Plan for pensions to invest in start-ups ‘too risky’ for average saver

Is the potential inclusion of ‘patient capital’ investments inside pensions too risky for the average saver? We round up thoughts from various experts.

Proposed plans to allow pension funds to invest in so-called “patient capital” have been greeted with caution.

As part of Monday's Autumn Budget, more details in regard to the government’s Patient Capital Review were unveiled. The primary aim is to encourage more money to be invested in small UK firms, in order to support long-term growth and innovation.

One route the government has been exploring is how to reduce the barriers to pension fund investment in patient capital, on which further details were published.

It was announced that through the British Business Bank, the government will support pension funds to invest in growing UK businesses. It added that several of the largest defined contribution pension providers in the UK have committed to work with the British Business Bank to explore options for pooled investment in patient capital, including Aviva, HSBC, L&G, NEST, The People’s Pension and Tesco Pension Fund.

Other details at this stage are thin on the ground, but next year a discussion paper will be published by the Financial Conduct Authority (FCA) that will look at how UK’s existing fund regime enables investment in patient capital. The FCA will also consult next year on updating rules to allow unit-linked pension funds to invest in an appropriate range of patient capital assets.

In addition, a new form of the Enterprise Investment Scheme (EIS) fund has also been mooted. If given the green light it will invest in entrepreneurial companies that are defined as knowledge-intensive companies.

Pension funds to invest in ‘patient capital’

Thus, the general direction of travel seems to be that in the future pension funds will have greater freedom to invest in entrepreneurial British businesses.

On the one hand, given the long-term nature of pension investing, allocating capital to small companies with aspirations to grow into large world-leading businesses could be viewed as a good fit.

This point is acknowledged by Ed Monk, associate director for Personal Investing at Fidelity International. He adds: “For investors, many of the greatest investment growth stories these days take place not in the listed space but within small start-ups supported by private equity. Tapping into that growth is bound to be attractive to many.”

But the trade-off that comes with backing young businesses is that by their very nature they are high-risk investments. Therefore, the chances are that those pension funds which do allocate money to investments falling under the patient investment moniker will do so on a small scale.

Monk adds: “These investments are by their nature highly uncertain, and their illiquidity - lacking a ready-made market of buyers ready to buys shares if you want to sell out - adds a degree of risk. Such high-risk investments are unlikely to take up more than a small chunk of savers’ portfolios.”

Kay Ingram, director of Public Policy at LEBC, the retirement adviser, also expresses concerns. She warns that patient capital investment is unlikely to pose a suitable level of risk for the average pension saver.

“While encouraging start-up capital investment is a worthy aim of the government, it is unlikely to be a suitable investment risk, except for the wealthiest savers.

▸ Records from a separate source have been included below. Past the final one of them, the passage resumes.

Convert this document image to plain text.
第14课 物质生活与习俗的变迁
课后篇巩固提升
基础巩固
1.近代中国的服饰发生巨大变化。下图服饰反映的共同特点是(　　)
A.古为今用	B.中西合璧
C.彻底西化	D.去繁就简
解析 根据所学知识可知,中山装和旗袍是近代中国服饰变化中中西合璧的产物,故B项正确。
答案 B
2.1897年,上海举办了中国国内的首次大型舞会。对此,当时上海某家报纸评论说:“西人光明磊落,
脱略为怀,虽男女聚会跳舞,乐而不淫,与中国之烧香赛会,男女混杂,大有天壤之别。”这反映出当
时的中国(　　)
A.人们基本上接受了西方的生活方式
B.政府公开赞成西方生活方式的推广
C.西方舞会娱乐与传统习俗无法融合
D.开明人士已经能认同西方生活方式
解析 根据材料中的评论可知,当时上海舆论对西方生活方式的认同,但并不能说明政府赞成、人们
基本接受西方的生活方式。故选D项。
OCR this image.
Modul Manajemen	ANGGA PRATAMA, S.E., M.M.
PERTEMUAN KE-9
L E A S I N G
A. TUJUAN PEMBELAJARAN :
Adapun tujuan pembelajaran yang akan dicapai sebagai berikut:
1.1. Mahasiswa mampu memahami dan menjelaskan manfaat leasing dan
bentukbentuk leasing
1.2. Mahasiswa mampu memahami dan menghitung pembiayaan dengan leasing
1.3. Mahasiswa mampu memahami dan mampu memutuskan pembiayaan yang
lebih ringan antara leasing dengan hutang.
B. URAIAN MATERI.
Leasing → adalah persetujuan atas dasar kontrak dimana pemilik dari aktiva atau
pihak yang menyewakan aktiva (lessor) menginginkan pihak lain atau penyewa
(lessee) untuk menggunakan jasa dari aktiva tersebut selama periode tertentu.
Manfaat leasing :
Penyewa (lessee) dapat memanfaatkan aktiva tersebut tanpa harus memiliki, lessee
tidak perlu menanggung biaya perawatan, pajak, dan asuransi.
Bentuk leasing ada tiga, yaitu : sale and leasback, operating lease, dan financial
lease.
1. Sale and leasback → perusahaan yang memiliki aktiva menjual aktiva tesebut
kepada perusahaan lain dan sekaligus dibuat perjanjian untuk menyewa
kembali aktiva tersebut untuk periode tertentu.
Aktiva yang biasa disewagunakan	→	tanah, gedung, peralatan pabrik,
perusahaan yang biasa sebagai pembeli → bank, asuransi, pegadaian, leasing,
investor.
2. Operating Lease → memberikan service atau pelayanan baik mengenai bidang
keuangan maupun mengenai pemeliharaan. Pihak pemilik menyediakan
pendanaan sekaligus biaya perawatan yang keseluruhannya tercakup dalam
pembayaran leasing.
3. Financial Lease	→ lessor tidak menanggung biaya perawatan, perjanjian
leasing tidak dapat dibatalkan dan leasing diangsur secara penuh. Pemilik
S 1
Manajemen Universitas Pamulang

“The higher returns possible from this type of investment come with higher risk of losses and are usually only considered suitable for those with surplus assets and capacity to wait for the investment to deliver, without needing access to their funds.”

She adds that a more suitable proposal would be to offer these higher-risk investment opportunities to wealthier savers, who have funds in excess of the lifetime allowance for pension savings (£1,055,000 from next April).

“They are more likely to have the capacity to bear the risk of loss. If they were offered forgiveness of the 55% tax charge on funds in excess of the Lifetime Allowance in return for investing in patient capital, we believe many of them would take this up,” adds Ingram.